When I started watching dashboards, I though the idea that they had a "normal" feel was an odd thing to say, so I didn't. But humans love patterns, and there's definitely a pattern to our data. By knowing general patterns about our data, it's easy to know what looks right, and set up alerts to let us know when that pattern isn't met. Good alerts take to you the dashboards directly, where investigations can begin.

What's Next?

Everything! Getting the data is just the start. I found that when I'd make one dashboard, the idea for two more would pop up. With more than 150 APIs in production and now nearly a dozen production services, there are so many interesting ways to look at the data, it's hard to build all the right dashboards.

So far, my priority has been building ones to share the institutional knowledge I've been carrying since joining this team. That means building out the alerting for the API service to better position my team for supporting all those APIs.
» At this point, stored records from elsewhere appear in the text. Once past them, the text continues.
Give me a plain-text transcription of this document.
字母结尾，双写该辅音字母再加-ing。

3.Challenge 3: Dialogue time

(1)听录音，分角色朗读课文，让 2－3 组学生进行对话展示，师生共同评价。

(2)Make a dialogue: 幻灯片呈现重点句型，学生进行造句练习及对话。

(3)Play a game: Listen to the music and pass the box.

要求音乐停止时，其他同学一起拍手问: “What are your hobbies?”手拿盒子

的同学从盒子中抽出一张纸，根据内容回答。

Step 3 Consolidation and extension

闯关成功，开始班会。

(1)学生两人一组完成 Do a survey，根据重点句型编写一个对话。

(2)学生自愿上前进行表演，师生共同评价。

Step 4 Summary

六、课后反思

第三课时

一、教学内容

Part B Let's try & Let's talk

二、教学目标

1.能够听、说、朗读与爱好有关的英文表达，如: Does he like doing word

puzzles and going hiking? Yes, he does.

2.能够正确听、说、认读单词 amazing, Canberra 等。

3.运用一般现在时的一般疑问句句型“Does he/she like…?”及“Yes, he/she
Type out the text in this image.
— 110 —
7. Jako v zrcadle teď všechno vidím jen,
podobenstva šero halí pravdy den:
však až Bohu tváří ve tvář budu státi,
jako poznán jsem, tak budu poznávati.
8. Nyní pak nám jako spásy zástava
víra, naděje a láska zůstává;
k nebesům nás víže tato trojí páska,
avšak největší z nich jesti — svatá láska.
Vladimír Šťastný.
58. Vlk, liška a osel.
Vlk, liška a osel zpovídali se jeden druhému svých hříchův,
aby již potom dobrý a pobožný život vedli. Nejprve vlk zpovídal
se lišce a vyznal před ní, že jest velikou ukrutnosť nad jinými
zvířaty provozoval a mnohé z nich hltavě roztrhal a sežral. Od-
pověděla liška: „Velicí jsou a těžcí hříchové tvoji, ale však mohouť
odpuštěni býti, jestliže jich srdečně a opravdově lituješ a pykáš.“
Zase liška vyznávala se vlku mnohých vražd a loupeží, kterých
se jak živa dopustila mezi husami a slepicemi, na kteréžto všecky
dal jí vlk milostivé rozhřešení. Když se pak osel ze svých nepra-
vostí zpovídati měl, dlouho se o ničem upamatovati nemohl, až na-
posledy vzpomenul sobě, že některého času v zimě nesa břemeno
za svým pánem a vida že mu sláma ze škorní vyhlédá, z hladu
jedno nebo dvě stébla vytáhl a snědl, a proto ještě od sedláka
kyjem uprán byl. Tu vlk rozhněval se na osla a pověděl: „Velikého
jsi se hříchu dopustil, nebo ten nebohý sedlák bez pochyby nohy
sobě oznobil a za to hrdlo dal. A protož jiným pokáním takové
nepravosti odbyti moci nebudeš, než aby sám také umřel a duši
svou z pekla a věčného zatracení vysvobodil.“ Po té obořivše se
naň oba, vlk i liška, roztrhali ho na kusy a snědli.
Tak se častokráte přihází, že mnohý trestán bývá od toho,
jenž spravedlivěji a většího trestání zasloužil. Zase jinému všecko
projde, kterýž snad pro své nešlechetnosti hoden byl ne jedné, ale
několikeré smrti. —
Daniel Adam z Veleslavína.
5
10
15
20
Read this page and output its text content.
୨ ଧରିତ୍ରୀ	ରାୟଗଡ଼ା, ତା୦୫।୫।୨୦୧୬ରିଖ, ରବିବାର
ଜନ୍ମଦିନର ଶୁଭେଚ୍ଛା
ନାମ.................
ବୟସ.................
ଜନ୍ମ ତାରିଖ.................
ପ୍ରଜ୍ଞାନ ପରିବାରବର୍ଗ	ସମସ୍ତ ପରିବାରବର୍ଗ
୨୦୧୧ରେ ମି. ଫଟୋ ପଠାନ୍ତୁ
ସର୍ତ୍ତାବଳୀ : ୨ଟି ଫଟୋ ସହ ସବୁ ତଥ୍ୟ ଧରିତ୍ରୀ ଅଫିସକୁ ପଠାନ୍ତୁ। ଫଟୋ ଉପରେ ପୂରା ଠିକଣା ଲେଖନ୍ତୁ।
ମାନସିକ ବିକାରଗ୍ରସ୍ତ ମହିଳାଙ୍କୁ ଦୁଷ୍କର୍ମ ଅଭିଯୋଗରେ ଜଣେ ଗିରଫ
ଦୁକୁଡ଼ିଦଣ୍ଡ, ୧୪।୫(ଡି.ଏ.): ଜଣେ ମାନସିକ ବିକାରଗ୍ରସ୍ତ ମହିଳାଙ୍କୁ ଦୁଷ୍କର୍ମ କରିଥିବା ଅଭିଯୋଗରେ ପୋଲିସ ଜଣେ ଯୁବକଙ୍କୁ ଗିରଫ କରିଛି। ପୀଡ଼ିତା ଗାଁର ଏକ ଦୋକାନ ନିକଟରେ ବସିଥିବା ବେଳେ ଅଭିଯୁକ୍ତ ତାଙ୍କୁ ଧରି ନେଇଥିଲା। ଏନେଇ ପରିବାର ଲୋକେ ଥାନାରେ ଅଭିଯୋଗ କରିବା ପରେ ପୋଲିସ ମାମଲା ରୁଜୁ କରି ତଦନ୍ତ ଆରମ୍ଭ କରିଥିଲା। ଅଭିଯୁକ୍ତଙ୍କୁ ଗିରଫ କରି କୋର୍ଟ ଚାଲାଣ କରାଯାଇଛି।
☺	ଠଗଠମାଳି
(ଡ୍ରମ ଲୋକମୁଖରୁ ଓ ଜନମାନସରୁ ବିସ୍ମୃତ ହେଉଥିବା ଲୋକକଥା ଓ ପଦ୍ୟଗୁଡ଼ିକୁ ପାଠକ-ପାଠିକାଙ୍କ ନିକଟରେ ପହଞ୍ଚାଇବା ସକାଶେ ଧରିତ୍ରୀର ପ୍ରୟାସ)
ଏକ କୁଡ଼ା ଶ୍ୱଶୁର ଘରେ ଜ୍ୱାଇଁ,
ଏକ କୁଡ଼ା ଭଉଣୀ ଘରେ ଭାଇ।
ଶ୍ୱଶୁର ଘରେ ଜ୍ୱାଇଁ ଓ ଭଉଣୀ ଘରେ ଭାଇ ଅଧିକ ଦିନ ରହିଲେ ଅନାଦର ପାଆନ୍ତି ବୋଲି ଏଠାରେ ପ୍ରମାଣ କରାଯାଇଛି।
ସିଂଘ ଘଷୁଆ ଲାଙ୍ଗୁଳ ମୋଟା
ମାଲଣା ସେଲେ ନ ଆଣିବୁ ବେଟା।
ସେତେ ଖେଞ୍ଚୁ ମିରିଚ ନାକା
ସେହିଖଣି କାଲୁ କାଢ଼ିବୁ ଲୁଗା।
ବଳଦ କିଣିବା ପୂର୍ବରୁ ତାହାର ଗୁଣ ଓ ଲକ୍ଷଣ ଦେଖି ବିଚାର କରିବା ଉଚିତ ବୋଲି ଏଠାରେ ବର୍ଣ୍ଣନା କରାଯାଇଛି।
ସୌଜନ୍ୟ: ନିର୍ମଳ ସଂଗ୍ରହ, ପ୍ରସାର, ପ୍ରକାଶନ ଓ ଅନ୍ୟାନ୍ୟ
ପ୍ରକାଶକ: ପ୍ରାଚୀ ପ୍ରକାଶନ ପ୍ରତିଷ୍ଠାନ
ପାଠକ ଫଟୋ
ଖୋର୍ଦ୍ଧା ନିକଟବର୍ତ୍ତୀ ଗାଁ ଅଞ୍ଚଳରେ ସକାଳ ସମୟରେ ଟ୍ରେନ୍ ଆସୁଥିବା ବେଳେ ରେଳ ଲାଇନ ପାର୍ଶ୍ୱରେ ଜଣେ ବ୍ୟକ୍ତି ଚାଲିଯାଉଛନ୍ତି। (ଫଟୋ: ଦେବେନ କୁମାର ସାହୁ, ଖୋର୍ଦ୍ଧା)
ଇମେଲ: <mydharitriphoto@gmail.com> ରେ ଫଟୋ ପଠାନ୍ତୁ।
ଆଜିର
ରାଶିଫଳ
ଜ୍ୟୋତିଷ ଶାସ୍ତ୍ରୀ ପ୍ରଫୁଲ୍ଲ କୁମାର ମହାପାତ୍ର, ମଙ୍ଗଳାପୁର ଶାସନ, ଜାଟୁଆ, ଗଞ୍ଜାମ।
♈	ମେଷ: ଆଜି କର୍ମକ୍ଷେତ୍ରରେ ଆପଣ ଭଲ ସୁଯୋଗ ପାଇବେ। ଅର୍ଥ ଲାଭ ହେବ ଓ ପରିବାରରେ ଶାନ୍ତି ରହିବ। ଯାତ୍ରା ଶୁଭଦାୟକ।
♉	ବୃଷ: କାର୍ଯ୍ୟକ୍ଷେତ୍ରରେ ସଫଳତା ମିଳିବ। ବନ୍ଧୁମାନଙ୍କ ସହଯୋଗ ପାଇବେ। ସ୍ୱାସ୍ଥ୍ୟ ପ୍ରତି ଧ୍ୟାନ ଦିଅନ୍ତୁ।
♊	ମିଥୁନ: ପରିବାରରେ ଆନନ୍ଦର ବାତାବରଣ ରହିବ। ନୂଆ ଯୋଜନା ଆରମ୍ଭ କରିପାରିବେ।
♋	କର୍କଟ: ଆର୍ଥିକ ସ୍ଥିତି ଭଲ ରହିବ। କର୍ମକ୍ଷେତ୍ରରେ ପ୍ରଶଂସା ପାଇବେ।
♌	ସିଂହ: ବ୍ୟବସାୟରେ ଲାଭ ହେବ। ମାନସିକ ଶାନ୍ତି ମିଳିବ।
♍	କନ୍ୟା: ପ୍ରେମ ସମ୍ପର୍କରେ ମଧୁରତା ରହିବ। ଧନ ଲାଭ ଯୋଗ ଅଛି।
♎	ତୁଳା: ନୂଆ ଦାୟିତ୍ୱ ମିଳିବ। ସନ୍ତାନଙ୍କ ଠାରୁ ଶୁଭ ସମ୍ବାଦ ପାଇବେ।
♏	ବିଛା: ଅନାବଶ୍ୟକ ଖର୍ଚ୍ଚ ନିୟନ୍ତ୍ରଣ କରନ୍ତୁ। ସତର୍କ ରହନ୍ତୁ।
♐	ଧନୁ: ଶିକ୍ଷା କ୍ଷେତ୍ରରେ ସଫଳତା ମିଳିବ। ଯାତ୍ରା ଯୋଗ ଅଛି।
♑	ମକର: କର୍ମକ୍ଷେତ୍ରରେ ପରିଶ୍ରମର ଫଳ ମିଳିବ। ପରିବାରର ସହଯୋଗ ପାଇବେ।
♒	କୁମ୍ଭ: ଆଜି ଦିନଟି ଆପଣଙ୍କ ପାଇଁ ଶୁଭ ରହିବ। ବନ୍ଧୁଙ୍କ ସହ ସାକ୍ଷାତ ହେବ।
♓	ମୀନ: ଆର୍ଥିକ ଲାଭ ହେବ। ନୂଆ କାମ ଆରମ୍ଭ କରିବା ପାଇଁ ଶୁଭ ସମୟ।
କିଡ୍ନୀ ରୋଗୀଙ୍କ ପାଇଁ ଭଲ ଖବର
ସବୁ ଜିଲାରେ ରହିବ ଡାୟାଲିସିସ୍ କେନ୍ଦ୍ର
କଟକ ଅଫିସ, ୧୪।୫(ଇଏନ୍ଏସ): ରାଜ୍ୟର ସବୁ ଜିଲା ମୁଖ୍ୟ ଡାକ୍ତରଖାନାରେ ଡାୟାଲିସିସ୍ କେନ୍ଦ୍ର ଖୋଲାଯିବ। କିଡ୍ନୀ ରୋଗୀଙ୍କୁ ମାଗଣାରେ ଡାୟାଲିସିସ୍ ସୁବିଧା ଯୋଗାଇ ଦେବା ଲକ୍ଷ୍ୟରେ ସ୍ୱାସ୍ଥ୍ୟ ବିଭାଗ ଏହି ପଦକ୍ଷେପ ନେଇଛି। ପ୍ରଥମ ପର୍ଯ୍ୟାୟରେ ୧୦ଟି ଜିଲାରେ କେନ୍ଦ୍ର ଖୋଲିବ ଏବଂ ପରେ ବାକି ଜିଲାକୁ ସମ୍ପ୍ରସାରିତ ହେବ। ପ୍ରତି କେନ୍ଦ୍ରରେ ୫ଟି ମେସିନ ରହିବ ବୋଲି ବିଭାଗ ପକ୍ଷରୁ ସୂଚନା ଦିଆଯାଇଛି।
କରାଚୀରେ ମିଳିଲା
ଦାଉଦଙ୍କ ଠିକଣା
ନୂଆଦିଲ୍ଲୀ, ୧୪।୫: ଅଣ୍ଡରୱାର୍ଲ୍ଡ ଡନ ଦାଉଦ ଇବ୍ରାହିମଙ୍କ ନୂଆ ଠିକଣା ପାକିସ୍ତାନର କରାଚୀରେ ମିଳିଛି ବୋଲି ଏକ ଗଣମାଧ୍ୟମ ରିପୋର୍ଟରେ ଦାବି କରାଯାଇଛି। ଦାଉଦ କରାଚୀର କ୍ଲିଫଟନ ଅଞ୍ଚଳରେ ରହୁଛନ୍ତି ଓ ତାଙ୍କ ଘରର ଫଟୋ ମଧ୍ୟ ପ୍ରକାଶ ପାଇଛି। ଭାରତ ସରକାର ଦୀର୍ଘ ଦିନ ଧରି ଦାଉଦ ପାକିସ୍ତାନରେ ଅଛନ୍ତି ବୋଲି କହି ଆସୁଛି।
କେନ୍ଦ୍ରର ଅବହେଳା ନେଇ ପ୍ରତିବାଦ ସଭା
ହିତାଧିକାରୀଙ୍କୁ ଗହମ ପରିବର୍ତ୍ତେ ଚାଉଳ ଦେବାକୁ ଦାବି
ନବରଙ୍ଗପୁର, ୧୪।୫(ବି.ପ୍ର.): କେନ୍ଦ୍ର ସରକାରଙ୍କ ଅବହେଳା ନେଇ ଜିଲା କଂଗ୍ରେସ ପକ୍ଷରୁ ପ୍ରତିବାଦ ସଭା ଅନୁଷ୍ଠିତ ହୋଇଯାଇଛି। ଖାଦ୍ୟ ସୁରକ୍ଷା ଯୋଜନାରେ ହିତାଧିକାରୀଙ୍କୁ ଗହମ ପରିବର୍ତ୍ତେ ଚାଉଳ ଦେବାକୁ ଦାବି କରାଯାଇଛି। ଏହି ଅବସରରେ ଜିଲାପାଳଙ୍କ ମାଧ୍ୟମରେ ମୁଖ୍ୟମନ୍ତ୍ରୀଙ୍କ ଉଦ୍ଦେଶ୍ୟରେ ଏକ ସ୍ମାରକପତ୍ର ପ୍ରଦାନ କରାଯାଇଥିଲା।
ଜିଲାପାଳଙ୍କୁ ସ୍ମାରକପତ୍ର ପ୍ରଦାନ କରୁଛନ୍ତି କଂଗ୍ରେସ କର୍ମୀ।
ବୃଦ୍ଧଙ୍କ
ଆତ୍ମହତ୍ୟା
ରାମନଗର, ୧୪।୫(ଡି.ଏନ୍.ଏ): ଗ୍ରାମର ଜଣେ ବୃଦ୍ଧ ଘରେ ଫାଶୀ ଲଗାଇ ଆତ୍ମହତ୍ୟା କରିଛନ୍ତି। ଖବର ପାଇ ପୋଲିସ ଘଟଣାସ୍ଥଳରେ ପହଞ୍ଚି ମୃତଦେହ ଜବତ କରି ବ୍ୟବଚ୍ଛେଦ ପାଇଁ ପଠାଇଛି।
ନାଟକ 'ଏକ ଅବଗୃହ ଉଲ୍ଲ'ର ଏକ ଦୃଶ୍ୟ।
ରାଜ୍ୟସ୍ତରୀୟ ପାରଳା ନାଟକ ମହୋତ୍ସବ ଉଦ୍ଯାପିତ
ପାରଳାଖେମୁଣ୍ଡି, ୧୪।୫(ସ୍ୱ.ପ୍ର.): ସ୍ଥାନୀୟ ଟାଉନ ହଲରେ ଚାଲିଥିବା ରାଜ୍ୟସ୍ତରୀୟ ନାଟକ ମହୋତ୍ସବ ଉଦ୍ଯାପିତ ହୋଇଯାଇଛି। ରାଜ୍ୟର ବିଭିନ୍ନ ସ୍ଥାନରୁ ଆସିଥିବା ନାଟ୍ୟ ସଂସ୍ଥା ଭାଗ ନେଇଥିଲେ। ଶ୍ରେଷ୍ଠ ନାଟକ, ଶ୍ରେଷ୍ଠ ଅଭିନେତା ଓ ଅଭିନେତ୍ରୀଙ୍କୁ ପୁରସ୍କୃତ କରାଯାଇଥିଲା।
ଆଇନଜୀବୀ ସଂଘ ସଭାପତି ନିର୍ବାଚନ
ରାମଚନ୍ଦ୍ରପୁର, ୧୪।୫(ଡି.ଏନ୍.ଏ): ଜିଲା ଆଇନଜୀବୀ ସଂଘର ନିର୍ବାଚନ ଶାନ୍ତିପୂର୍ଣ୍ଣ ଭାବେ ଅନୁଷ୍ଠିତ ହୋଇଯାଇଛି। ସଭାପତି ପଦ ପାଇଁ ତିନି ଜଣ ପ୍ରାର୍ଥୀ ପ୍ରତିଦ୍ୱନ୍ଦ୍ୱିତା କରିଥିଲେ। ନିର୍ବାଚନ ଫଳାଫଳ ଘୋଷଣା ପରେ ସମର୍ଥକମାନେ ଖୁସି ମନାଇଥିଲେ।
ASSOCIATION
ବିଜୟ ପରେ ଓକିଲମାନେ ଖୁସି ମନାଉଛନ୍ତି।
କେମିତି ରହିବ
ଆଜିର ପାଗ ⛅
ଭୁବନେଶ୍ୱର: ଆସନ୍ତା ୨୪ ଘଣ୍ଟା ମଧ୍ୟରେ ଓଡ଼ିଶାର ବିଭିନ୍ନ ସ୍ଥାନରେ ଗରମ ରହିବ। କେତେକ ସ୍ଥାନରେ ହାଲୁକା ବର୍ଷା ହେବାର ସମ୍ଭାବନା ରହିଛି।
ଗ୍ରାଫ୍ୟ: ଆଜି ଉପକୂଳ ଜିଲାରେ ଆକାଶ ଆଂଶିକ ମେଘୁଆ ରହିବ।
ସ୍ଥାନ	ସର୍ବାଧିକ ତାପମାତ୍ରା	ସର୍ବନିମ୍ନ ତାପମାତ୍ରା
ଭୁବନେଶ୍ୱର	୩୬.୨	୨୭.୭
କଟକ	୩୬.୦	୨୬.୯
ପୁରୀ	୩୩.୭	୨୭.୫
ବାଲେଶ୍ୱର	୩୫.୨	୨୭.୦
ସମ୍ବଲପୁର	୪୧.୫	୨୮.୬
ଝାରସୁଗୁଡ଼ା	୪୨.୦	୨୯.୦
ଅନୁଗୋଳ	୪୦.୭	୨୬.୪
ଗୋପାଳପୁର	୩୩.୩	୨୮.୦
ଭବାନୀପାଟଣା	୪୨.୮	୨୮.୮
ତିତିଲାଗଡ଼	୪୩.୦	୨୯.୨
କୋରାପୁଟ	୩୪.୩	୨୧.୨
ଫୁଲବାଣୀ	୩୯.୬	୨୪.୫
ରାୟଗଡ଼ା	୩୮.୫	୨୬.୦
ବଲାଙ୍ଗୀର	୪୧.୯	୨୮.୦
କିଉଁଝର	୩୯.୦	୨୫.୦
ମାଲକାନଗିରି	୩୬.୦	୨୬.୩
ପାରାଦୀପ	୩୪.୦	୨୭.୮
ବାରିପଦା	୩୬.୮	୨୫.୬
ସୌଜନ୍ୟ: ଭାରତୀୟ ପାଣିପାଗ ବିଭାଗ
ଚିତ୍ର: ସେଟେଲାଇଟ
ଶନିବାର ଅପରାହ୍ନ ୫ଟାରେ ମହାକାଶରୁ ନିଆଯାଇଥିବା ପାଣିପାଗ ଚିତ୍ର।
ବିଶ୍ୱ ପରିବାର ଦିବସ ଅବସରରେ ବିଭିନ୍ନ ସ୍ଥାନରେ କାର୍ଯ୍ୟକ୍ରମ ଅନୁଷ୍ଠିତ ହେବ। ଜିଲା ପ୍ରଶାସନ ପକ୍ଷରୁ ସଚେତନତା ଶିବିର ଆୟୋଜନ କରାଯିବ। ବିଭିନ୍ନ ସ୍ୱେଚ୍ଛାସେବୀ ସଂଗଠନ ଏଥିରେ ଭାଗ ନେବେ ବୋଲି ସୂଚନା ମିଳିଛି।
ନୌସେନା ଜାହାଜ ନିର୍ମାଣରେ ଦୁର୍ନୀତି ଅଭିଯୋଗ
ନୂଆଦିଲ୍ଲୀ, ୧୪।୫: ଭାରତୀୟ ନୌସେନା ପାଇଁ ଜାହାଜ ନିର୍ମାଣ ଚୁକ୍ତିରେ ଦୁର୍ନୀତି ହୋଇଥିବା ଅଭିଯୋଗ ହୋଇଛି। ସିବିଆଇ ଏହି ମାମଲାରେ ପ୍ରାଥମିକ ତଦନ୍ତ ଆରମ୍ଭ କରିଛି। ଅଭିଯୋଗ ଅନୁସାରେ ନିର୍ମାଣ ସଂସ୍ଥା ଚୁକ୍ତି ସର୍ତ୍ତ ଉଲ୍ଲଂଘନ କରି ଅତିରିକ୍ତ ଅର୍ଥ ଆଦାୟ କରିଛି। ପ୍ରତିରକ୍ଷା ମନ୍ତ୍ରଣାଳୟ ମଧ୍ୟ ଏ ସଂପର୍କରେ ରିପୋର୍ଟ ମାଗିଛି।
As I partner more with the other teams onboarding services to Fastly, new trends emerge for useful dashboards, so those will be coming shortly.

Of course, the final step, and maybe most important, is marketing. Having all this data is great for my team, but once it's in a store suitable for Grafana, full stack dashboards can be built out. We've started some automation to that effect based around Swagger specs, but helping individual teams realize the power of this data and learning what they find useful is a never-ending task in the best way.

Nowadays, my morning still starts with coffee, but instead of going straight to the Fastly dashboard, I make a quick pass at the alerting Slack channel to make sure things are addressed, then can get down to work sooner. As someone who likes to have as much information available as quickly as possible, I find great comfort in the ability to see everything, all at once, in a dashboard, and get alerted for when it is time to do so.